Recession-driven pressure on debt losses won’t match that of last decade’s recession, says a new report from Torto Wheaton Research. While the Boston-based research firm — a unit of CB Richard Ellis — has gauged a sharp increase in mortgage delinquencies recently and expects them to continue to rise, it doesn’t anticipate that debt-distress is likely to hit early 1990’s levels.
"Compared to 1992, recent delinquency numbers — except in hotels — seem to indicate an astoundingly successful campaign for mortgage originators to underwrite loans conservatively," writes Jon Southard, Torto Wheaton’s chief economist. But Southard qualifies that observation, admitting that underwriting surely played a part in the "disastrously" high delinquency rates of 1992 — but the real estate market itself contributed mightily to that "perfect storm" of the early 1990’s.
Now, with rents again depressed and vacancies on the rise, what conditions must be met before defaults begin to rise today?
"A key cause of default is when net operating income falls below the debt service. In other words, NOI — and not rents — is the key component to rising defaults," he writes.
In the early 1990’s, the recession capped off a protracted building boom. And office vacancy at the time had been above 16%, where it now stands today, since 1985 (a five-year run). In those five years to 1990, writes Southard, rents were hardly advancing. So when the 1991 recession hit, rent declines impacted NOI immediately, and many loans defaulted. Unlike that scenario, the rent declines of the past two years came on the heels of a steep run-up in rents throughout nearly all markets. Therefore, the current market rents and their declines are not reflective of most existing leases.
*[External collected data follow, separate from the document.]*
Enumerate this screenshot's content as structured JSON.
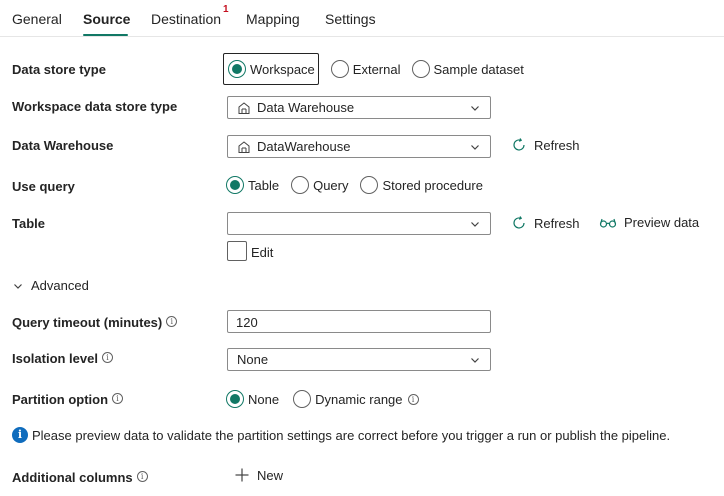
{
  "tabs": {
    "general": "General",
    "source": "Source",
    "destination": "Destination",
    "destination_badge": "1",
    "mapping": "Mapping",
    "settings": "Settings"
  },
  "form": {
    "data_store_type": {
      "label": "Data store type",
      "options": [
        "Workspace",
        "External",
        "Sample dataset"
      ],
      "selected": "Workspace"
    },
    "workspace_data_store_type": {
      "label": "Workspace data store type",
      "value": "Data Warehouse"
    },
    "data_warehouse": {
      "label": "Data Warehouse",
      "value": "DataWarehouse",
      "refresh_label": "Refresh"
    },
    "use_query": {
      "label": "Use query",
      "options": [
        "Table",
        "Query",
        "Stored procedure"
      ],
      "selected": "Table"
    },
    "table": {
      "label": "Table",
      "value": "",
      "refresh_label": "Refresh",
      "preview_label": "Preview data",
      "edit_label": "Edit"
    },
    "advanced_label": "Advanced",
    "query_timeout": {
      "label": "Query timeout (minutes)",
      "value": "120"
    },
    "isolation_level": {
      "label": "Isolation level",
      "value": "None"
    },
    "partition_option": {
      "label": "Partition option",
      "options": [
        "None",
        "Dynamic range"
      ],
      "selected": "None"
    },
    "info_message": "Please preview data to validate the partition settings are correct before you trigger a run or publish the pipeline.",
    "additional_columns": {
      "label": "Additional columns",
      "new_label": "New"
    }
  },
  "colors": {
    "accent": "#117865",
    "info_blue": "#0f6cbd",
    "badge_red": "#c50f1f"
  }
}
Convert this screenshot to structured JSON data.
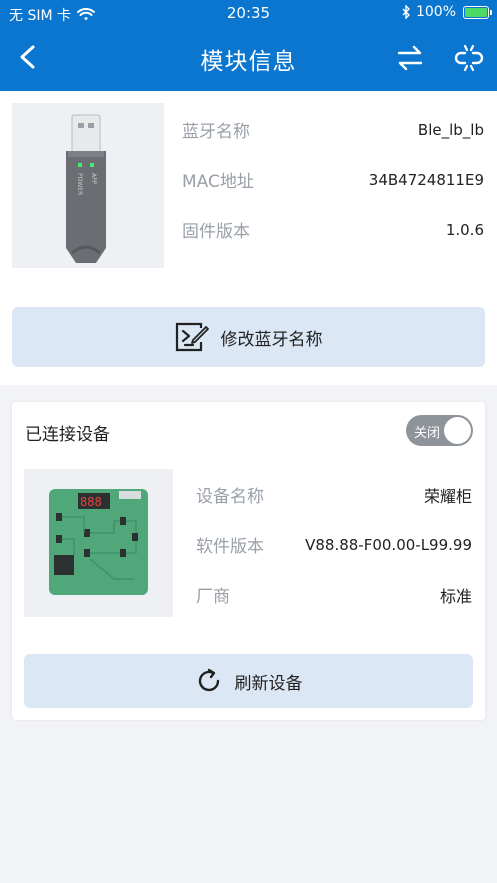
{
  "status_bar": {
    "carrier": "无 SIM 卡",
    "time": "20:35",
    "battery": "100%"
  },
  "nav": {
    "title": "模块信息"
  },
  "module": {
    "rows": [
      {
        "label": "蓝牙名称",
        "value": "Ble_lb_lb"
      },
      {
        "label": "MAC地址",
        "value": "34B4724811E9"
      },
      {
        "label": "固件版本",
        "value": "1.0.6"
      }
    ],
    "dongle_leds": [
      "APP",
      "POWER"
    ],
    "rename_button": "修改蓝牙名称"
  },
  "device": {
    "title": "已连接设备",
    "toggle_label": "关闭",
    "rows": [
      {
        "label": "设备名称",
        "value": "荣耀柜"
      },
      {
        "label": "软件版本",
        "value": "V88.88-F00.00-L99.99"
      },
      {
        "label": "厂商",
        "value": "标准"
      }
    ],
    "board_display": "888",
    "refresh_button": "刷新设备"
  },
  "colors": {
    "header": "#0a76d0",
    "button_bg": "#dce7f6",
    "label": "#9aa0a8",
    "board": "#4fa77a"
  }
}
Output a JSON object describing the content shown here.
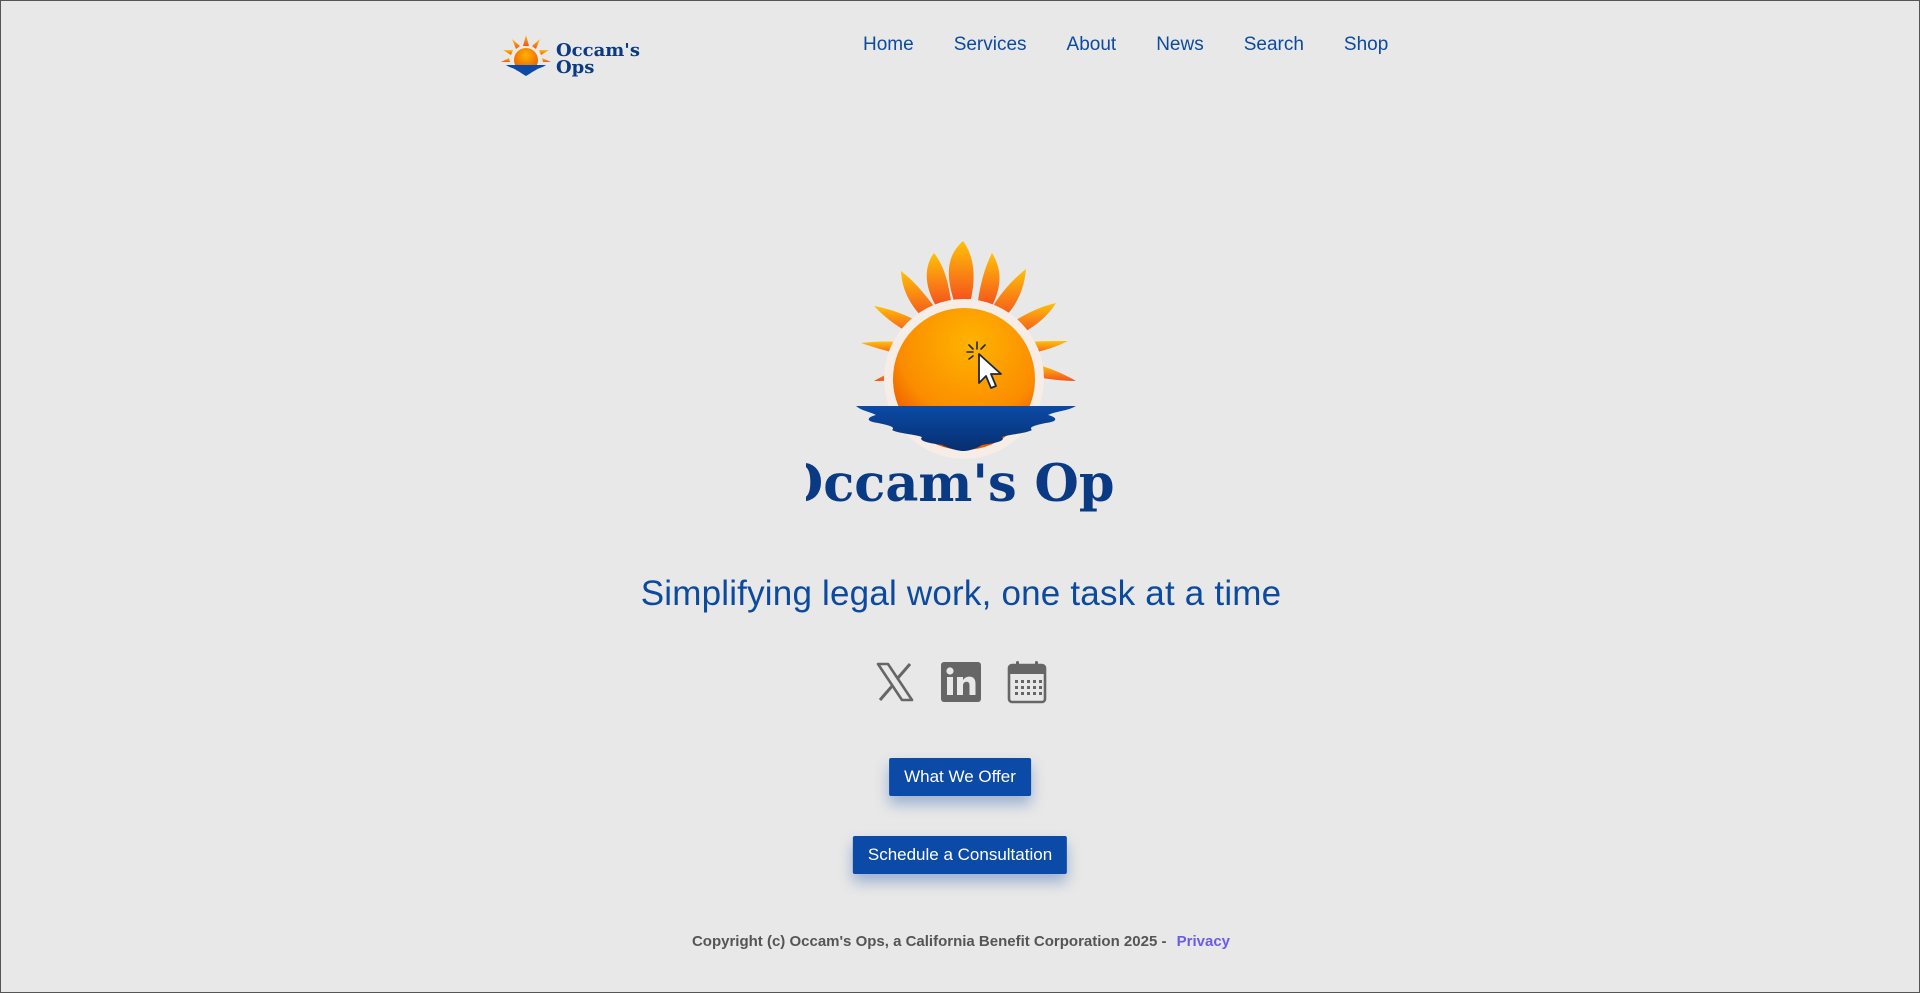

"With long leases, the NOI cycle trails behind the rent cycle so that the true test of loan underwriting is yet to be administered," writes Southard. While this can hardly be construed as good news, it would still require three additional years without a recovery for defaults to reach 1992-era levels. "Our most likely forecast is for a recovery to begin at year-end 2003. Still, until NOI turns its corner, risk of default will increase steadily," he writes.